42 Sobre a importância da causa, escreve Luciano de Camargo Penteado: “Há uma necessidade prática da categoria da causa para bem julgar situações contratuais que foram identificadas pela jurisprudência nacional. Essa necessidade se torna muito maior nas circunstâncias em que os contratos não aparecem tal e qual estudados no complexo normativo que os regula. Nem sempre o contrato é simples como a articulação legal do mesmo induziria o estudioso desavisado a acreditar. Na realidade cotidiana, a prática negocial, principalmente em regime de empresa, mostra a crescente atipicidade de figuras e, quando estas ensejam lides que são postas para apreciação pelo judiciário, a vedação ao non liquet coloca o órgão de poder na parede.

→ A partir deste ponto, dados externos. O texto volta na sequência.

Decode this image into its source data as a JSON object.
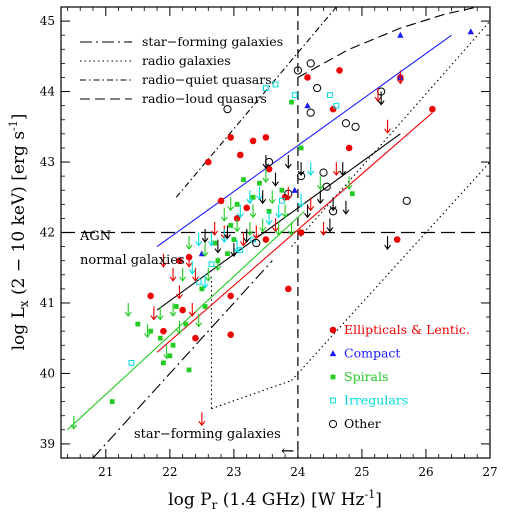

A criatividade precisa ser exercida. Muitas soluções engenhosas recorrem à analogia com os contratos típicos, ou aos princípios do direito contratual. Entretanto, parece estar latente a necessidade do conceito de causa, da causa concreta, categorial, presente em cada contrato como ato humano dotado de estatuto ontológico único, singular e irrepetível e de onde o juiz deve partir para, através do sistema, captar uma intenção axiológica e poder, corretamente, julgar, adjudicando o justo.” (Doação com encargo e causa contratual: uma nova teoria do contrato. 2. ed. São Paulo: RT, 2013, p. 125). Sobre o assunto, confira-se, ainda, a lição de Orlando Gomes: “Com esta e outras funções, a causa é um requisito útil, particularmente como o meio de se recusar proteção jurídica a negócios sem significação, ou ilícitos. Se não se leva em consideração o propósito negocial definido no ordenamento jurídico – a causa final dos negócios jurídicos –, o exercício da autonomia privada não pode, como deve, ser fiscalizado e limitado.” (Introdução ao direito civil. 7. ed. Rio de Janeiro: Forense, 1983, p. 330)

43 Dispõe o aludido artigo: “Art. 140. O falso motivo só vicia a declaração de vontade quando expresso como razão determinante.” Sobre este artigo, explica Custodio da Piedade Ubaldino Miranda: “O que o art. 140 quer dizer é que o falto motivo, isto é, o erro (que já vimos ser o desconhecimento ou uma falsa representação que uma pessoa tem da realidade) sobre o motivo só vicia o negócio, só constitui causa de anulação, quando esse motivo for expresso (não basta que seja implícito, que se possa deduzir do texto ou do contexto da declaração) na declaração como razão determinante da celebração do negócio jurídico.” (Teoria geral do negócio jurídico. 2. ed. São Paulo: Atlas, 2009, p. 207, nota 29)

44 Comentários ao novo Código Civil. T. 1: livro III – dos fatos jurídicos: do negócio jurídico. 4. ed. Rio de Janeiro: Forense, 2008. vol. 3, p. 88.